The elimination of Route M-6 was criticized as follows:
- Route 44 takes a slightly different route from Route M-6. Though this route is more direct while traveling to the Woodlawn area, it does not serve various side streets in the Howard Park community of Northwest Baltimore, an area populated by many senior citizens. These elderly residents were forced to walk several blocks in order to reach a bus line, one that operates in a very different direction.
- Route 44 is a long route, running for about an hour prior to reaching the Rogers Avenue Metro Subway Station. The service is far less reliable when attempting to reach the Security area from the Metro subway.
- Fewer trips were provided on Route 44 than were provided by Route M-6, especially during evenings and weekends. Also, Route 44 was overcrowded at these points.

In the weeks immediately following the elimination, community activists and delegates were told by MTA that Route M-6 service would not be restored, despite these complaints. MTA stated that Route 44 provided sufficient service, and only a small percentage of riders were negatively affected.

In March 2006, under extreme pressure from the community, MTA restored eight round trips on weekdays to Route M-6. MTA stated that this act was a compromise in exchange for hushing all other complaints against MTA in reference to this and other recent and planned changes in route. But rider advocates were not satisfied. These trips operated hourly during peak hours only. Activists continued to put pressure on MTA.

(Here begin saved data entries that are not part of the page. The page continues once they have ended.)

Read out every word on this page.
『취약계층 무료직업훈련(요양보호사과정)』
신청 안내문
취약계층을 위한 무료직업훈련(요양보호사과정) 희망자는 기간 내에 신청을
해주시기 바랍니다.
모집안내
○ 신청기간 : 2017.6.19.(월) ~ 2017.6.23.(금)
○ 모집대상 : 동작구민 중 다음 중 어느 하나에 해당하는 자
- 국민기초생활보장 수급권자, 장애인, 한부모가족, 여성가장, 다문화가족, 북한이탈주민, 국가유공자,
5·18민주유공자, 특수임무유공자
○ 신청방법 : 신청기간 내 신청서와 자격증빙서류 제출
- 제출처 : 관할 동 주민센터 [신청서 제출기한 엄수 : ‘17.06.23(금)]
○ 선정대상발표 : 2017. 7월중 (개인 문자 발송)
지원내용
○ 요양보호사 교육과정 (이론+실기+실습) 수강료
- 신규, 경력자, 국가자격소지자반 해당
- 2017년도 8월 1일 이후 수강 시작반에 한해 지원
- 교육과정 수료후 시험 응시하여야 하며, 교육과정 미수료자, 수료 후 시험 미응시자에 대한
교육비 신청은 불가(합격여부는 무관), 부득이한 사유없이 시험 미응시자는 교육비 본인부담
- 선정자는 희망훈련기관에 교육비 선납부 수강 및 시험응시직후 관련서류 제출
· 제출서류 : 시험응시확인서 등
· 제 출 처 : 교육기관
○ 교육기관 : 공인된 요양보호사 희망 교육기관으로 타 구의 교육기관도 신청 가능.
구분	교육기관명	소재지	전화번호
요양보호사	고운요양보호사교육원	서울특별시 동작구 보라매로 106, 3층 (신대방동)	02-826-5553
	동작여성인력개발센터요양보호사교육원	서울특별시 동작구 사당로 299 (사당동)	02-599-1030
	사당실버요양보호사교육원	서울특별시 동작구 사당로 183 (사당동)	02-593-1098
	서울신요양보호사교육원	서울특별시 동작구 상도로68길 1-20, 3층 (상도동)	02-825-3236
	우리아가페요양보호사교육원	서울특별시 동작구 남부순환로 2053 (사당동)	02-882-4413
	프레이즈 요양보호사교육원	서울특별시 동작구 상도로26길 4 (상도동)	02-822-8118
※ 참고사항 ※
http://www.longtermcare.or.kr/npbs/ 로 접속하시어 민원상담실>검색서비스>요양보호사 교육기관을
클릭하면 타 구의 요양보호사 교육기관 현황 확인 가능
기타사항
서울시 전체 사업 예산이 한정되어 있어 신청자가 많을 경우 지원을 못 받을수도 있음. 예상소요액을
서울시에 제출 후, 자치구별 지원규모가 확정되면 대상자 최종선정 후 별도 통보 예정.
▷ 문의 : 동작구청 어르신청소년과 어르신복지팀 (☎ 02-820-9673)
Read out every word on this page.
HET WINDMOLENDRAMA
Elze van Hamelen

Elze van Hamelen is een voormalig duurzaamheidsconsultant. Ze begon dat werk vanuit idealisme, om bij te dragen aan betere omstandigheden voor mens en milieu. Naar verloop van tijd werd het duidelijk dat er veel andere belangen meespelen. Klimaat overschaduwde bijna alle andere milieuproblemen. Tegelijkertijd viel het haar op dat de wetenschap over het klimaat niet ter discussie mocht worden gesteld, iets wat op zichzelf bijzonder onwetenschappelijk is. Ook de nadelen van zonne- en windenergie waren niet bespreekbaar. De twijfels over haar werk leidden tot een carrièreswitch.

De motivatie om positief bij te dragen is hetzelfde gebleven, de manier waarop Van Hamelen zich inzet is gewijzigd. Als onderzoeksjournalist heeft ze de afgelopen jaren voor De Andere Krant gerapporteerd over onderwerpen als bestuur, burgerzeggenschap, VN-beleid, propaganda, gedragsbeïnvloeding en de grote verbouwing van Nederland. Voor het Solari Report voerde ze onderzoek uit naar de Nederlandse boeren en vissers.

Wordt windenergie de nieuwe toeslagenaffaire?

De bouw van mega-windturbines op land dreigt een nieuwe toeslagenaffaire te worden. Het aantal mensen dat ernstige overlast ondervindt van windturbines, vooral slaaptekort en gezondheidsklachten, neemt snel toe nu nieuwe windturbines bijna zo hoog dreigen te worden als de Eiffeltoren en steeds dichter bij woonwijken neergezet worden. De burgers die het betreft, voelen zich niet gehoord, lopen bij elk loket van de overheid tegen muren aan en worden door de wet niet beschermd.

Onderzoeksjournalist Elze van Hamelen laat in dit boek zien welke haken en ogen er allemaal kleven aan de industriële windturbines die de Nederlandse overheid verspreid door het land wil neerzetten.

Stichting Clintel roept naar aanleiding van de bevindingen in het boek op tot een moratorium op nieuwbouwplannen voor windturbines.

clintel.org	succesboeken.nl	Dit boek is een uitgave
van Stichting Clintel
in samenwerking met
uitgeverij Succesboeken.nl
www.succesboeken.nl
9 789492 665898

In October 2006, exactly 50 weeks after its original elimination, full-time service was restored on Route M-6. This took place at a time when officials were facing re-election. This change did not help the outgoing administration win re-election, but it did restore the line to its full-time, 7-day-a-week status.

On August 30, Route M-6 was redesignated Route 57. This completed MTA's plan to rename all M-lines to two digit designations.